One dramatic episode late in the war involved the railroad bridge over the Rhine in Remagen, Germany, a triple-span tied arch with spans of 278 ft, 513 ft and 278 ft. As an American armored division approached, it learned from a German prisoner that the Germans had placed explosives on the bridge and were minutes away from detonation. American artillery fire, grenades and rifle fire killed the Germans stationed on the bridge, but one of the planted charges exploded, seriously damaging a shoe on the upstream truss. Some tanks and troops crossed, establishing the first beachhead east of the Rhine. Scores of troops set to work repairing the bridge with all possible speed, replacing deck beams, welding, cutting and hammering for ten days.
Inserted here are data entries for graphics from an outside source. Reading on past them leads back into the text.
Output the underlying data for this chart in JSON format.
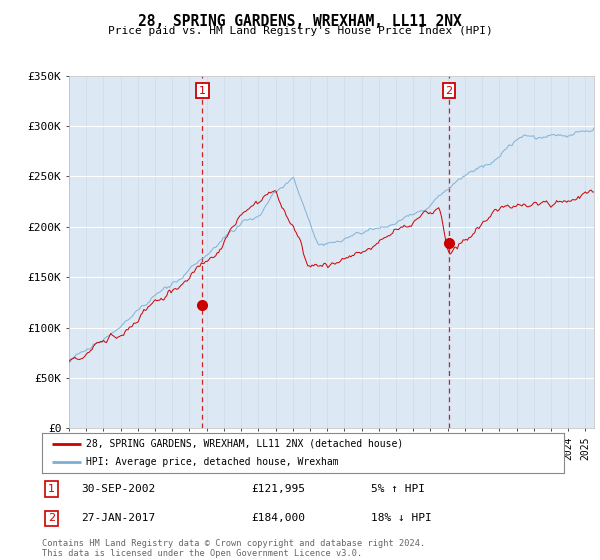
{
  "title": "28, SPRING GARDENS, WREXHAM, LL11 2NX",
  "subtitle": "Price paid vs. HM Land Registry's House Price Index (HPI)",
  "ylim": [
    0,
    350000
  ],
  "xlim_start": 1995.0,
  "xlim_end": 2025.5,
  "bg_color": "#dce9f5",
  "fig_color": "#ffffff",
  "red_color": "#cc0000",
  "blue_color": "#7bafd4",
  "marker1_date": 2002.75,
  "marker2_date": 2017.08,
  "marker1_price": 121995,
  "marker2_price": 184000,
  "legend_line1": "28, SPRING GARDENS, WREXHAM, LL11 2NX (detached house)",
  "legend_line2": "HPI: Average price, detached house, Wrexham",
  "footnote": "Contains HM Land Registry data © Crown copyright and database right 2024.\nThis data is licensed under the Open Government Licence v3.0."
}
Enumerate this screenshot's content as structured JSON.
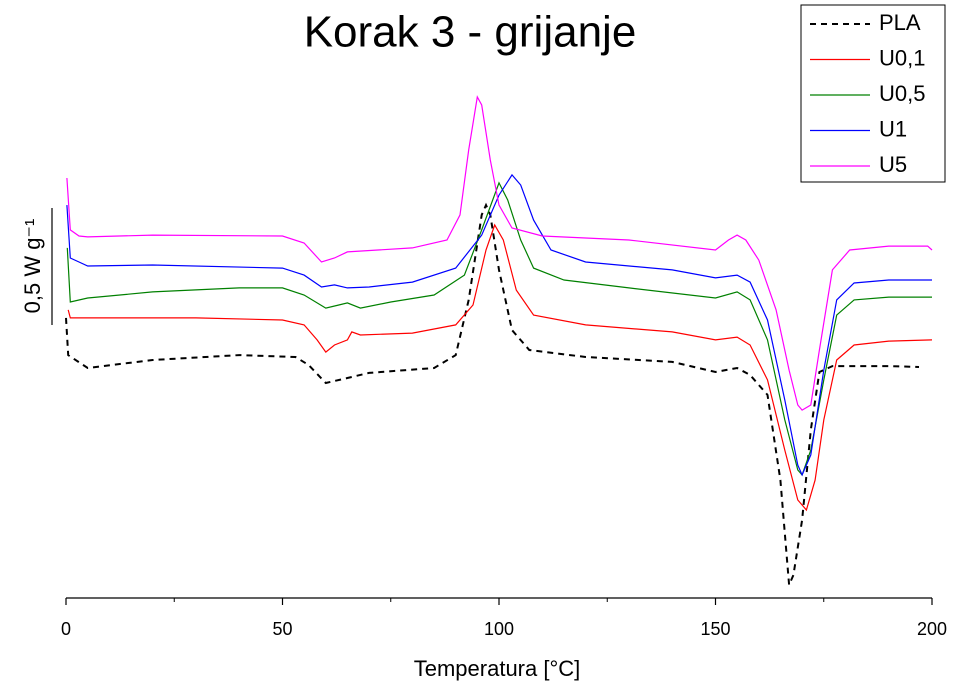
{
  "chart_data": {
    "type": "line",
    "title": "Korak 3 - grijanje",
    "x_label": "Temperatura [°C]",
    "y_label": "0,5 W g⁻¹",
    "scale_bar": 0.5,
    "xlim": [
      0,
      200
    ],
    "xticks": [
      0,
      50,
      100,
      150,
      200
    ],
    "xminor": [
      25,
      75,
      125,
      175
    ],
    "ylim": [
      0,
      2.5
    ],
    "legend": "top-right",
    "series": [
      {
        "name": "PLA",
        "color": "#000000",
        "dash": true,
        "x": [
          0,
          0.5,
          5,
          20,
          40,
          53,
          56,
          60,
          65,
          70,
          85,
          90,
          93,
          96,
          97,
          98,
          100,
          103,
          107,
          120,
          140,
          150,
          155,
          158,
          162,
          165,
          167,
          168,
          170,
          172,
          174,
          177,
          190,
          197
        ],
        "values": [
          1.197,
          1.038,
          0.983,
          1.017,
          1.038,
          1.03,
          0.996,
          0.919,
          0.94,
          0.962,
          0.983,
          1.038,
          1.274,
          1.637,
          1.679,
          1.637,
          1.402,
          1.145,
          1.06,
          1.03,
          1.009,
          0.966,
          0.983,
          0.953,
          0.868,
          0.504,
          0.056,
          0.098,
          0.333,
          0.718,
          0.966,
          0.991,
          0.991,
          0.987
        ]
      },
      {
        "name": "U0,1",
        "color": "#ff0000",
        "x": [
          0.5,
          1,
          5,
          30,
          50,
          55,
          58,
          60,
          62,
          65,
          66,
          68,
          80,
          90,
          94,
          97,
          99,
          101,
          104,
          108,
          120,
          140,
          150,
          155,
          158,
          162,
          166,
          169,
          171,
          173,
          175,
          178,
          182,
          190,
          200
        ],
        "values": [
          1.231,
          1.197,
          1.197,
          1.197,
          1.188,
          1.167,
          1.103,
          1.051,
          1.081,
          1.103,
          1.137,
          1.124,
          1.132,
          1.167,
          1.252,
          1.487,
          1.594,
          1.53,
          1.316,
          1.209,
          1.167,
          1.137,
          1.103,
          1.115,
          1.081,
          0.932,
          0.632,
          0.419,
          0.376,
          0.504,
          0.761,
          1.017,
          1.081,
          1.098,
          1.103
        ]
      },
      {
        "name": "U0,5",
        "color": "#008000",
        "x": [
          0.3,
          1,
          5,
          20,
          40,
          50,
          55,
          60,
          63,
          65,
          68,
          75,
          85,
          92,
          96,
          100,
          102,
          105,
          108,
          115,
          130,
          150,
          155,
          158,
          162,
          166,
          169,
          170,
          172,
          175,
          178,
          182,
          190,
          200
        ],
        "values": [
          1.496,
          1.265,
          1.282,
          1.308,
          1.325,
          1.325,
          1.295,
          1.239,
          1.252,
          1.261,
          1.239,
          1.265,
          1.295,
          1.38,
          1.573,
          1.774,
          1.701,
          1.53,
          1.41,
          1.359,
          1.325,
          1.282,
          1.308,
          1.274,
          1.103,
          0.761,
          0.547,
          0.526,
          0.632,
          0.932,
          1.209,
          1.274,
          1.286,
          1.286
        ]
      },
      {
        "name": "U1",
        "color": "#0000ff",
        "x": [
          0.2,
          1,
          3,
          5,
          20,
          50,
          55,
          59,
          62,
          65,
          70,
          80,
          90,
          96,
          100,
          103,
          105,
          108,
          112,
          120,
          140,
          150,
          155,
          158,
          162,
          166,
          169,
          170,
          172,
          175,
          178,
          182,
          190,
          200
        ],
        "values": [
          1.679,
          1.453,
          1.436,
          1.419,
          1.423,
          1.41,
          1.38,
          1.329,
          1.338,
          1.325,
          1.329,
          1.35,
          1.41,
          1.551,
          1.722,
          1.808,
          1.765,
          1.615,
          1.487,
          1.436,
          1.402,
          1.368,
          1.38,
          1.35,
          1.188,
          0.846,
          0.568,
          0.526,
          0.611,
          0.974,
          1.274,
          1.346,
          1.359,
          1.359
        ]
      },
      {
        "name": "U5",
        "color": "#ff00ff",
        "x": [
          0.2,
          1,
          3,
          5,
          20,
          50,
          55,
          59,
          62,
          65,
          80,
          88,
          91,
          93,
          95,
          96,
          98,
          100,
          103,
          110,
          130,
          150,
          153,
          155,
          157,
          160,
          164,
          167,
          169,
          170,
          172,
          174,
          177,
          181,
          190,
          199,
          200
        ],
        "values": [
          1.795,
          1.573,
          1.547,
          1.543,
          1.551,
          1.547,
          1.517,
          1.436,
          1.453,
          1.479,
          1.496,
          1.53,
          1.637,
          1.915,
          2.141,
          2.107,
          1.872,
          1.679,
          1.581,
          1.547,
          1.53,
          1.487,
          1.53,
          1.551,
          1.53,
          1.444,
          1.231,
          0.974,
          0.825,
          0.803,
          0.825,
          1.06,
          1.402,
          1.487,
          1.504,
          1.504,
          1.487
        ]
      }
    ]
  }
}
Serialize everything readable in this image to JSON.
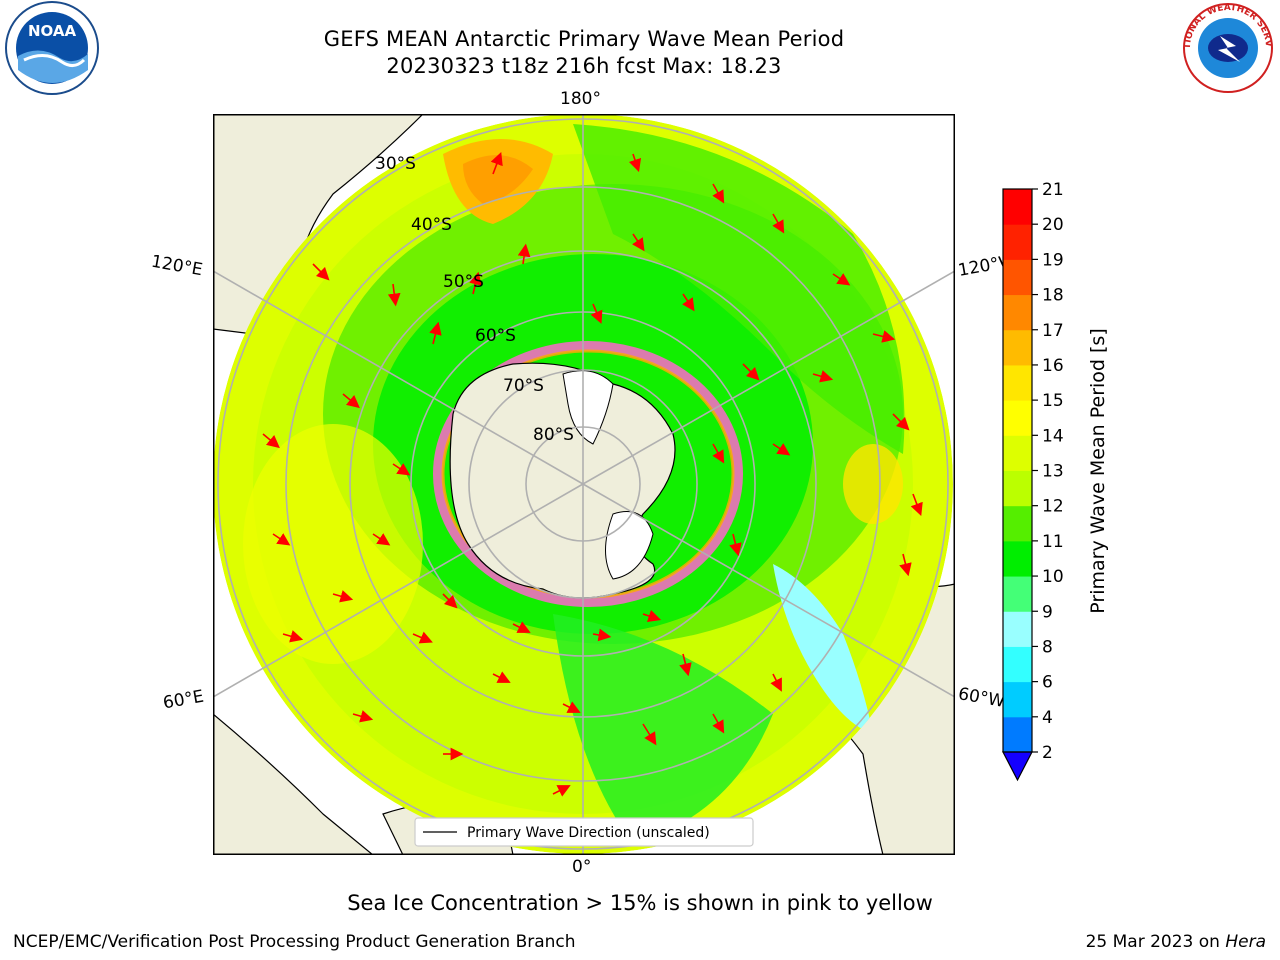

German artillery less than a mile away continued targeting the bridge, killing a number of the soldiers and inflicting additional damage. On March 17, 1945, only ten hours before a critical splice was to be made, the bridge collapsed, taking the lives of 28 more Allied soldiers. Bowman himself had spent that morning on the bridge, two hours before it collapsed, and published a detailed article with photos and sketches.

Over 700,000 American soldiers and sailors served in engineering units during World War II; 325,000 were Seabees and the remainder with the Army.